- Luen-Fai Tam in 2022
- Born: 1947
- Died: 20 November 2025 (aged 77–78)
- Education: Stanford University
- Scientific career
- Fields: Differential geometry General relativity Complex geometry Harmonic maps
- Workplaces: Chinese University of Hong Kong University of California, Irvine University of Illinois at Chicago Purdue University
- Thesis: The Behavior of Capillary Surfaces as Gravity Tends to Zero (1984)
- Doctoral advisor: Robert S. Finn
- Other academic advisors: Peter Li (postdoc mentor)
- Doctoral students: 5

= Luen-Fai Tam =

Mathematician

Luen-Fai Tam (Chinese: 譚聯輝, 1947 – 20 November 2025) was a mathematician working in differential geometry, general relativity, and complex geometry. He was a research professor at the Chinese University of Hong Kong.

== Career ==
Tam obtained his PhD in 1984 at Stanford University, advised by Robert S. Finn with a thesis on the behavior of capillary surfaces in low gravity. After completing his doctoral studies, Tam was appointed as a research assistant professor at Purdue University from 1984 to 1986, where his research shifted towards geometric aspects of partial differential equations. In 1986, he joined the University of Illinois at Chicago as a tenure-track assistant professor. From 1987 to 1990, he was a lecturer at the Chinese University of Hong Kong (CUHK). He then moved to the University of California, Irvine as an associate professor in 1990 and was promoted to a full professor there from 1992 to 1997. Tam returned to CUHK in 1997 as a senior lecturer until his retirement in 2007. Following his retirement, Tam was appointed as a research professor at CUHK and advised five doctoral students.

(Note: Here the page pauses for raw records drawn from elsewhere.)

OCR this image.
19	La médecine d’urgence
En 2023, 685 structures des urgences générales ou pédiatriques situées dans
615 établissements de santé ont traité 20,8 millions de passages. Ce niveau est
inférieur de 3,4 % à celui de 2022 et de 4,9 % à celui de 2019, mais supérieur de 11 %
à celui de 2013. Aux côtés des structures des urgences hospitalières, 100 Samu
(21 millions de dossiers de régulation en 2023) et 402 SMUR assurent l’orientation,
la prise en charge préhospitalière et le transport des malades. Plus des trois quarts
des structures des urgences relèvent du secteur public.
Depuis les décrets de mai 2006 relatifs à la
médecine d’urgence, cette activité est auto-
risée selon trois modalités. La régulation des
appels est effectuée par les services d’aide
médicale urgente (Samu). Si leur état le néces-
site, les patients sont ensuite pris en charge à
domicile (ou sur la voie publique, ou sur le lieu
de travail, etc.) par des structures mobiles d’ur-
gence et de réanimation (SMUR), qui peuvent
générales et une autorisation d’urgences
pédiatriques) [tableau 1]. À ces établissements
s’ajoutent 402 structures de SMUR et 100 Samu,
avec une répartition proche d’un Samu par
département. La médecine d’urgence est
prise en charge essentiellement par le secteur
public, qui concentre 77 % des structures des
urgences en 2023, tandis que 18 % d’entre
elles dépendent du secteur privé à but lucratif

Tam had published 96 mathematical research articles with over 1,300 citations by 546 mathematicians. His research included geometric analysis, harmonic functions, harmonic maps on complete noncompact Riemannian manifolds, mathematical relativity, and complex Kähler manifolds. According to MathSciNet, he had collaborated with 29 mathematicians, including Peter Li at UC Irvine (Tam's postdoctoral mentor while at Purdue) and Yuguang Shi at Peking University.

In honor of Tam's birthday and mathematical contributions, a conference on geometric analysis and mathematical relativity was held at Fujian Normal University in December 2018.